The booby's gaze
Two surprise visitors meet wildly different fates. Plus: It takes five continents to make a quilt. And a final birds-of-a-type poll.
BIRDS
Talk of the town
THIS RED-FOOTED BOOBY became a local celebrity in early August, attracting birders to Port Townsend from all around the Puget Sound and beyond. The bird is far out of its range in the southern seas, yet seems content to fish and hang out among the large flocks of gulls occupying our beaches. I’ve photographed this striking pelagic species many times at Kilauea National Wildlife Refuge, one of my favorite spots in Kauai. Hundreds of Red-footed booby tree nests line the cliffs there. But as in jewels, rarity is prized among birders. On the day I made my pilgrimage, I joined dozens of them, each with a scope or long lens. I’ve no explanation for why this booby has orange rather than red feet and a pink-magenta bill rather than the blue ones I’ve seen in Kauai. True, there are color variations in the species, but this booby appears to be an outlier in more ways than one.
A LITTLE HELP FROM OUR FRIENDS
Bye-bye booby
AN EARLIER VISITING booby met a less salutary fate. Three years ago, while strolling the beach, my birding buddy Tim Lawson spotted a Bald eagle clinging to a fresh kill on a rock offshore. When a child ran at the eagle and scared it off, its mate promptly flew down and fetched the prey. That eagle was flying off the rock when Tim captured this extraordinary shot. Little did he know that another drama was just beginning.
Tim identified the victim as a Brown booby. I was skeptical. I’d seen and photographed Brown boobies in Hawaii, but like its Red-footed cousin above, the Olympic Peninsula is far outside its territory. And wishful thinking about rare bird sightings is rampant. Still, what the hell was it? Various speculations about possible resident birds were abundant, and all fell short. Those fully webbed feet, called totipalmate, clearly pointed to a pelagic candidate. Finally, one of our most respected local experts agreed with Tim, as did members of the Washington Ornithological Society's Rare Bird Observation, who pointed out that Brown boobies have been occasional visitors here. The debate also caught the attention of a researcher who studies the impact of geomagnetic disturbances on “avian vagrancy.” He incorporated Tim’s picture into his presentations, noting drily that "vagrants don't always last that long.” Yeah, especially when there are eagles in the hood.
RUNNING WITH SCISSORS
Visible music quilt
By Barbara Ramsey
WHEN THE LATEST ISSUE of the New Yorker arrived last September, I was captivated by its cover illustration, “Lines of Beauty”. Diana Ejaita, a Nigerian-Italian illustrator and textile artist who lives in Berlin and Lagos created the cover art.
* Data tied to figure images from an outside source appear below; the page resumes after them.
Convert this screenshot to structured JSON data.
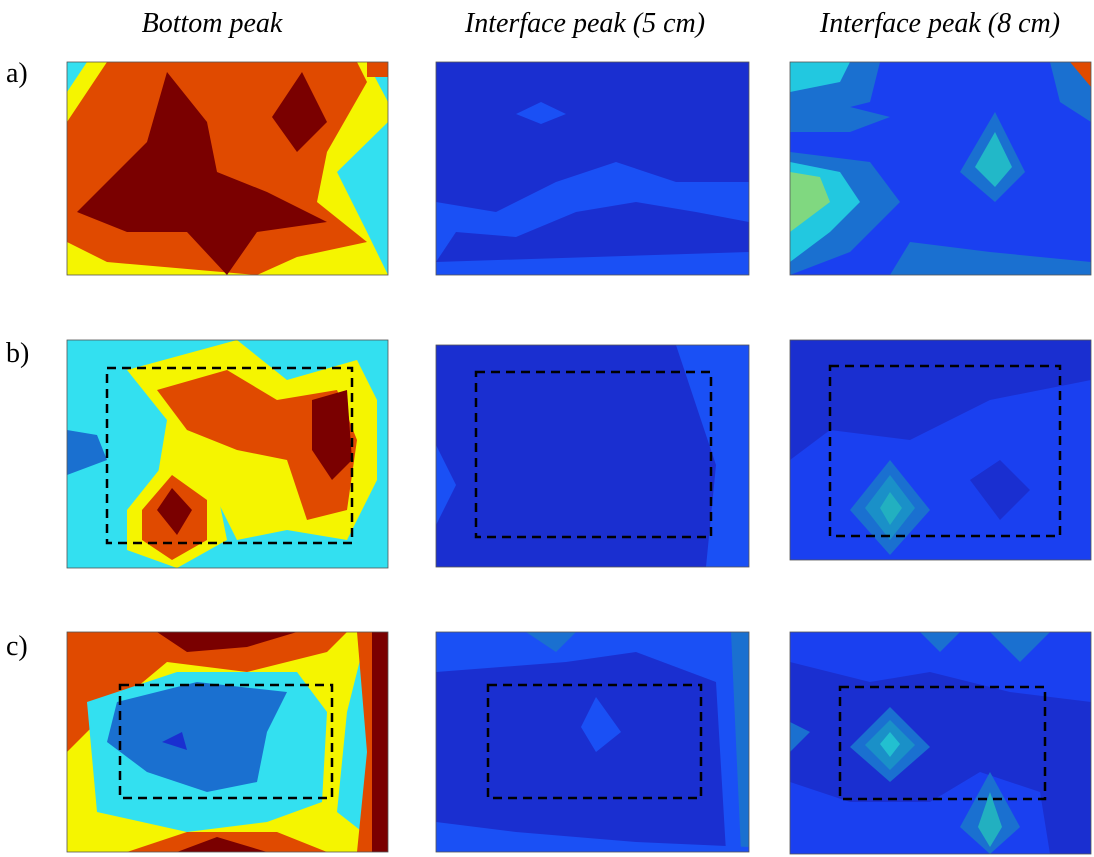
{
  "columns": [
    "Bottom peak",
    "Interface peak (5 cm)",
    "Interface peak (8 cm)"
  ],
  "rows": [
    "a)",
    "b)",
    "c)"
  ]
}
The lush colors and strong graphic lines instantly made me think: QUILTY!
I was working on another quilt at the time, so I tore off the magazine cover and stored it away. Weeks later, when an idea had gestated, I spent a day or two drawing some simple shapes suggested by the image. I grabbed a few pieces of fabric from my stash, and started contemplating how to modify the design toward something more abstract. I then went to the fabric store in nearby Port Gamble with my materials and found the perfect background fabric, one designed by an Aboriginal artist for an Australian textile company and manufactured in India.
Fabric in hand, I went into my studio and started cutting. Since I work improvisationally, I don’t know exactly how my designs will come out until the pieces are cut and joined. I frequently revise as I go, cutting and recutting, sewing and unsewing (I rip out stitches all the time). It took me two weeks to completely piece the quilt top together. By my count, the efforts of people in five different continents culminated in the making of my little quilt, called “In Search of Visible Music.”
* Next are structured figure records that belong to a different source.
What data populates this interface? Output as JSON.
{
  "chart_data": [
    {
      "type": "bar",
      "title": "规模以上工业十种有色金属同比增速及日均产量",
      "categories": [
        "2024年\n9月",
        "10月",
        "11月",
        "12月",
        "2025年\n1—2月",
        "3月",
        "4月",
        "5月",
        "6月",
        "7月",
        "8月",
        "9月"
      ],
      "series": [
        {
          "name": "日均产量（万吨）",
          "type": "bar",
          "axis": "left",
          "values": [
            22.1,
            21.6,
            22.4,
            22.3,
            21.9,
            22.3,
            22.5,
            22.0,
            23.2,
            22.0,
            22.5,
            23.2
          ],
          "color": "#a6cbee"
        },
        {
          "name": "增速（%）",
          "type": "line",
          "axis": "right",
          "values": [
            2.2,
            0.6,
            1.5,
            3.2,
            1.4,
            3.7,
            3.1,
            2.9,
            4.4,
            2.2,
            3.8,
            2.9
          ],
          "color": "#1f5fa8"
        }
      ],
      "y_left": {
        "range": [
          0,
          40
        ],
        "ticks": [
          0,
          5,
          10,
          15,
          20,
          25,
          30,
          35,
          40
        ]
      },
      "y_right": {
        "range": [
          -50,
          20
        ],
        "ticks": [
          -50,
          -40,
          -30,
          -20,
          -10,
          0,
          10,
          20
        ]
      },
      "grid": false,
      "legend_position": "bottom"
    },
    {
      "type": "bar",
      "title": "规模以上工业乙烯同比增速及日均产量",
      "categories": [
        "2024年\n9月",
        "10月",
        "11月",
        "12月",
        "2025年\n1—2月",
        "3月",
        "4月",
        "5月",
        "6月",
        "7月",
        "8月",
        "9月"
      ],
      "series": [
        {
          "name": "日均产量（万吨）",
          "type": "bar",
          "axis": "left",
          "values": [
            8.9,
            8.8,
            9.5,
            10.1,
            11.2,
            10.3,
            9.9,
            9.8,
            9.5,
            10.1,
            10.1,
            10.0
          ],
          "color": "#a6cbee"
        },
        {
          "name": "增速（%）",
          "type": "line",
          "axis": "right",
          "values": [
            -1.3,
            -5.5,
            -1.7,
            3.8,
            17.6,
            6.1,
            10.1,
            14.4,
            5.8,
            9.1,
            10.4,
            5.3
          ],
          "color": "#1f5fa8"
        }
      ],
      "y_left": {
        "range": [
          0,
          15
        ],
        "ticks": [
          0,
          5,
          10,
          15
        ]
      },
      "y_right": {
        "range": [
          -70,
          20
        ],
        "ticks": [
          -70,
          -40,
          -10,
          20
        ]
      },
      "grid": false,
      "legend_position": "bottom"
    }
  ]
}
See more quilts on Barbara’s web site.
BIRDS-OF-A-TYPE CARDS
The finals!
THESE FOUR cards are the top vote-getters from prior polls. Now it’s time to pick the grand winner. What’s your top choice? The champion will be announced next week.
The bird choice is hard. I love all the cards AND the quilt AND the Booby story. A boat captain I met last Friday who travels on a boat that is currently anchored here in the bay said that he and his wife had a blue-footed Booby perching on their mast every evening, which was initially fun but then became not fun when they had to clean up Booby poo every morning. They shooed it away and it came back. They hoisted various things that were supposed to scare it away but the blue-footed booby always returned. Maybe it was in love. The captain finally anchored his boat far away, in a secret part of the bay. He also draped his boat in an invisibility cloak. So far, the booby hasn't found them. (Everything is true except the cloak.)
As much as I like Trajan Tropicbird, the Bodoni Booby pulls me in the most.